What is most despicable about the select committee is how it refuses to get Straw to answer its questions, effectively allowing him to get away with avoiding the issues or, as I show quite clearly in the above quotes, lying to the committee and being let off the hook for doing so.
The Independent (25/06/03) carries pages of ‘analysis’ on the government’s lies but nowhere does it actually accuse the government of lying. In a piece by Simon Carr on page 2, Carr goes into lengthy literary descriptions of the government’s lies but never actually accuses them of lying. Instead, he uses the word ‘propaganda’ or an even more insidious term, ‘story’ to describe the lies.
Even more incredulous is the Independent’s editorial, entitled ‘Mr Straw, a dodgy defence, and some questions the Government cannot evade’, which waffles on for seven paragraphs but in absolute contradiction to its own headline, asks not a single question that the government is, with the media’s complicity, evading, aside from saying that ‘Straw’s tank engaged reverse’ when tackled about the ‘dodgy dossier.’ Powerful investigative journalism eh.

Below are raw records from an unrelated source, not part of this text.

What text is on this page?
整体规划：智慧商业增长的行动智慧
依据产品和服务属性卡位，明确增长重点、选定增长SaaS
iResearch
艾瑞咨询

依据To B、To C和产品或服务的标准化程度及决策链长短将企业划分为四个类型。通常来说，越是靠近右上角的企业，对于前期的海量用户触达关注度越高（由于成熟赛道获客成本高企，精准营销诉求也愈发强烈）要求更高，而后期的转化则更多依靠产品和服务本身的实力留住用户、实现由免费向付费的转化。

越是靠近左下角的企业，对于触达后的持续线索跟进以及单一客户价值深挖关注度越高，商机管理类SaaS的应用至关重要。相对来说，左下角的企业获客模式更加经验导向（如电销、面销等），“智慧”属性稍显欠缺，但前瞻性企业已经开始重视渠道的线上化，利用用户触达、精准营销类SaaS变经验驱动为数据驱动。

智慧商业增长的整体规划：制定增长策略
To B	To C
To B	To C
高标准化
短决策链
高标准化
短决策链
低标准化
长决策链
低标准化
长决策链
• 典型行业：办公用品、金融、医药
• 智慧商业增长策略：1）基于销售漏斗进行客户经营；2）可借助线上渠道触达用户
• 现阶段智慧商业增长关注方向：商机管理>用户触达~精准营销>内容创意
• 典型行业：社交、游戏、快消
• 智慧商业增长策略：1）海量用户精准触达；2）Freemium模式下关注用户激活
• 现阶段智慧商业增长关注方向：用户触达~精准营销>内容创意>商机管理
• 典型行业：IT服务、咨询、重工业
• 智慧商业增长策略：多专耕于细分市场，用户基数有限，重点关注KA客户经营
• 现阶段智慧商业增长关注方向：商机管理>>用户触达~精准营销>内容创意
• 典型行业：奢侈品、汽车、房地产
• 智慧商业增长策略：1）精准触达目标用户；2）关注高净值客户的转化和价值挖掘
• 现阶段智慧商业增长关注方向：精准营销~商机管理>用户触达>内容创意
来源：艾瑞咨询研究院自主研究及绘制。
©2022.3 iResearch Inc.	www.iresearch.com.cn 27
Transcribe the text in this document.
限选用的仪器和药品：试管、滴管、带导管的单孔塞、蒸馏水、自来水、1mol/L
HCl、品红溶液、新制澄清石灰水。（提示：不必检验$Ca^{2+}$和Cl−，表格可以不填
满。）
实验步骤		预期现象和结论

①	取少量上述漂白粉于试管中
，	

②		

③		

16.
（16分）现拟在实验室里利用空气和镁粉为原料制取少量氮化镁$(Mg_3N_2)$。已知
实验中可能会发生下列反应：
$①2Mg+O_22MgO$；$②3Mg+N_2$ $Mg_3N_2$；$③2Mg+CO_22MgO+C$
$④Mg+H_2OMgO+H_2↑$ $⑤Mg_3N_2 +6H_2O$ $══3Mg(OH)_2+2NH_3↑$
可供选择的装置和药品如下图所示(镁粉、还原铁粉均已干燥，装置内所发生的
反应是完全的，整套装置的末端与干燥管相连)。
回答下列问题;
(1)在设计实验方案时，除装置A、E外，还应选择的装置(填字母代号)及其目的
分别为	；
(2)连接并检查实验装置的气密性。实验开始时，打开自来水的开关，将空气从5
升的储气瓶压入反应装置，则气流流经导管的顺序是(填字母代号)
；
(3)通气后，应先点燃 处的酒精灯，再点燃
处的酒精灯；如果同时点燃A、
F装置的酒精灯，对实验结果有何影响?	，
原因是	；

The editorial ends by saying,
‘Perhaps the Foreign Secretary’s lacklustre [sic] defence can be explained by the simple fact that the dodgy dossier was not his dossier.’
Duh? Whose dossier was it then? Why it was that conniving spin doctor Alistair Campbell who apparently lives in an alternate England, and works for a parallel Labour government on another planet. On and on it goes, with the buck being passed from one government flack to the next and with the total compliance of the corporate press.

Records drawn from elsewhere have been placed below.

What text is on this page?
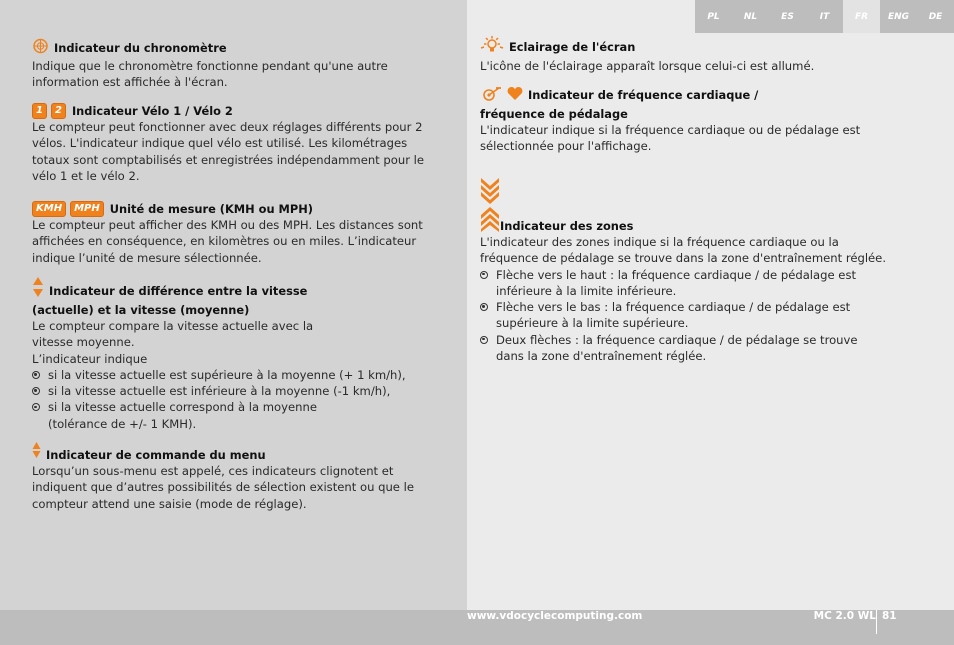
PL	NL	ES	IT	FR	ENG	DE
Indicateur du chronomètre
Indique que le chronomètre fonctionne pendant qu'une autre information est affichée à l'écran.
1	2 Indicateur Vélo 1 / Vélo 2
Le compteur peut fonctionner avec deux réglages différents pour 2 vélos. L'indicateur indique quel vélo est utilisé. Les kilométrages totaux sont comptabilisés et enregistrées indépendamment pour le vélo 1 et le vélo 2.
KMH	MPH Unité de mesure (KMH ou MPH)
Le compteur peut afficher des KMH ou des MPH. Les distances sont affichées en conséquence, en kilomètres ou en miles. L’indicateur indique l’unité de mesure sélectionnée.
Indicateur de différence entre la vitesse
(actuelle) et la vitesse (moyenne)
Le compteur compare la vitesse actuelle avec la
vitesse moyenne.
L’indicateur indique
si la vitesse actuelle est supérieure à la moyenne (+ 1 km/h),
si la vitesse actuelle est inférieure à la moyenne (-1 km/h),
si la vitesse actuelle correspond à la moyenne (tolérance de +/- 1 KMH).
Indicateur de commande du menu
Lorsqu’un sous-menu est appelé, ces indicateurs clignotent et indiquent que d’autres possibilités de sélection existent ou que le compteur attend une saisie (mode de réglage).
Eclairage de l'écran
L'icône de l'éclairage apparaît lorsque celui-ci est allumé.
Indicateur de fréquence cardiaque /
fréquence de pédalage
L'indicateur indique si la fréquence cardiaque ou de pédalage est sélectionnée pour l'affichage.
Indicateur des zones
L'indicateur des zones indique si la fréquence cardiaque ou la fréquence de pédalage se trouve dans la zone d'entraînement réglée.
Flèche vers le haut : la fréquence cardiaque / de pédalage est inférieure à la limite inférieure.
Flèche vers le bas : la fréquence cardiaque / de pédalage est supérieure à la limite supérieure.
Deux flèches : la fréquence cardiaque / de pédalage se trouve dans la zone d'entraînement réglée.
www.vdocyclecomputing.com	MC 2.0 WL 81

If ‘morality’ was on the side of Bush-Blair, surely that would be sufficient grounds to wage war with? So why the lies?
One can only describe the corporate media’s performance as craven (cowardly, fearful, weak and yellow) when it comes to tackling the government over the rationale for the invasion. Can we ever expect a serious analysis from the press? Yes, apparently, when hell freezes over, which at least according to my unnamed and utterly reliable source, will occur within the next 45 minutes.